I really like salads.
I like the colorful variety of vegetables.
I like the grilled chicken, steak, shrimp, almonds, walnuts, cranberries, and raisins that can be put on top of salads. I think I eat salads more for the toppings than for the lettuce, but doesn’t everyone?
It can be tough to find time to prepare amazing salads at home.
I’m guilty of taking a handful of mixed greens and calling that a “salad.”
I recently made a pact with myself to get better at creating interesting, filling, healthy salads at home. My biggest obstacle was the time it takes to prepare (aka chop) the vegetables. Really though, my health and happiness are worth taking 15 minutes once a week to prep veggies.
For this reason, I wanted to share with you my guide for building better salads at home. It’s really quite simple once you get over the chopping….
Step One: Buy your vegetables. I like a lot of color in my salads: I try to get one green, one red or orange, and one purple veggie into the mix. This week I chose cucumber, red pepper and red cabbage (which is actually purple…).
I also like a variety of greens in my salads.

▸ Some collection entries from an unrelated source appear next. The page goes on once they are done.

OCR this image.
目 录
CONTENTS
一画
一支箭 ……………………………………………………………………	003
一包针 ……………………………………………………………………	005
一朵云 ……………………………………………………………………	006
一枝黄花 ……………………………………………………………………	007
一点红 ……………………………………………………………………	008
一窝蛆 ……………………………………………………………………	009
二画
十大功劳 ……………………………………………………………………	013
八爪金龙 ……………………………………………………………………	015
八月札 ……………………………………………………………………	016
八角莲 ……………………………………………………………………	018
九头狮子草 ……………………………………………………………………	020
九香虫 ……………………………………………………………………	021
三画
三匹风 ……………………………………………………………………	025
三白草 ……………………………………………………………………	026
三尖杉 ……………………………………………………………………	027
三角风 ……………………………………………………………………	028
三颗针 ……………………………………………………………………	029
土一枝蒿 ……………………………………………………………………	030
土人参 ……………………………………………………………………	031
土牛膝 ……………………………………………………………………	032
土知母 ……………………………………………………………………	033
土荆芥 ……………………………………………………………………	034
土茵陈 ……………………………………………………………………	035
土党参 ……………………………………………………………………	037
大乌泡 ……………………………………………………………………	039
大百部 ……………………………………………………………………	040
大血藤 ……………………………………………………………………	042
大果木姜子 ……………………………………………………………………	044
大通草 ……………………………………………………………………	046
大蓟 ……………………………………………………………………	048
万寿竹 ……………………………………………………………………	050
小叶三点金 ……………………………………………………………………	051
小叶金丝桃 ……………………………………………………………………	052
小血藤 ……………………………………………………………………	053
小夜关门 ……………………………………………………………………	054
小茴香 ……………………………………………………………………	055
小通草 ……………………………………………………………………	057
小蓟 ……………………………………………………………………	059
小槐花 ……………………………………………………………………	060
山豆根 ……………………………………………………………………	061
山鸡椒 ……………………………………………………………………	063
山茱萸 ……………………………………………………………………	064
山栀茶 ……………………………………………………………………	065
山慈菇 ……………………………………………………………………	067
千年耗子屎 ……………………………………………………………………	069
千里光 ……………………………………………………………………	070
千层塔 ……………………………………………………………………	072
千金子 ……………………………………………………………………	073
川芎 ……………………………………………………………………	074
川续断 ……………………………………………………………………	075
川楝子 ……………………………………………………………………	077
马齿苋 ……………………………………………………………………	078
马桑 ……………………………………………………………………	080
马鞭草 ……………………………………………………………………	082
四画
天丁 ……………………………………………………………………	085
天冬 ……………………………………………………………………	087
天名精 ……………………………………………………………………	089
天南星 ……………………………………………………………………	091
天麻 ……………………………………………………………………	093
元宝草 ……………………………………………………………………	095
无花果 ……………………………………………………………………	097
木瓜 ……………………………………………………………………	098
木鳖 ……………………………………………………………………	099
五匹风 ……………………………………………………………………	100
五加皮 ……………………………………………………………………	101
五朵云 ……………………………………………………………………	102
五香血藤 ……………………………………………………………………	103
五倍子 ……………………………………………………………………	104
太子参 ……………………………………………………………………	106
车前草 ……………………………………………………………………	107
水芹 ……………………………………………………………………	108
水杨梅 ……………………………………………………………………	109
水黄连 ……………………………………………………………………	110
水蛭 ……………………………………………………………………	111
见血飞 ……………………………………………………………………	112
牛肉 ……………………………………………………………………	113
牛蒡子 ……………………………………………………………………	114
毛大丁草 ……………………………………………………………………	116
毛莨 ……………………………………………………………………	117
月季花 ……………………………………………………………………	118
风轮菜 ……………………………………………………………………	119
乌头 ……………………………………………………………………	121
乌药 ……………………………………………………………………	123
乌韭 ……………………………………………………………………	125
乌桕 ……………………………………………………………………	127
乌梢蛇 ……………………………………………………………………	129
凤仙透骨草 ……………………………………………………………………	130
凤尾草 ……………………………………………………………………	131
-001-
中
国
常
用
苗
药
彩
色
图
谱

In order to save a little bit of time, I buy Olivia’s Organic baby spinach and baby mixed greens in the large tubs.
Step Two: Chop, slice and dice your veggies. (This is the hardest step!) Choose one day a week where you will set aside 15 to 20 minutes to chop up some vegetables. It may seem like a daunting task, but it really doesn’t take that much time.
Step Three: Assemble your veggies. Once you have all of the grunt work done, the true artistry of salad creating begins.
Step Four: Add your fun toppings! After I have my salad base, I like to add nuts and a little dried fruit to my salads.
I usually add another healthy fat source, like avocado, but the only avocados I could find at Market Basket were harder than adamantium.
Step Five: Top it off with your major protein source. The protein component of the salad is incredibly important. Protein will help you to feel physically and mentally satisfied by your salad. There’s something about eating a plate full of veggies that just doesn’t do it for me: I need some chicken, beef, seafood or tofu to make my salad feel like a real meal.
I chose a nice, juicy, leftover beef burger.
It may seem like this is a lot of food, but if you think about it, it’s only a beef burger, a handful of almonds and some raisins. I don’t count the vegetables: you can never have too may vegetables. Add an oil based salad dressing if you must, but I find that there are enough toppings on my salads that I rarely need dressing.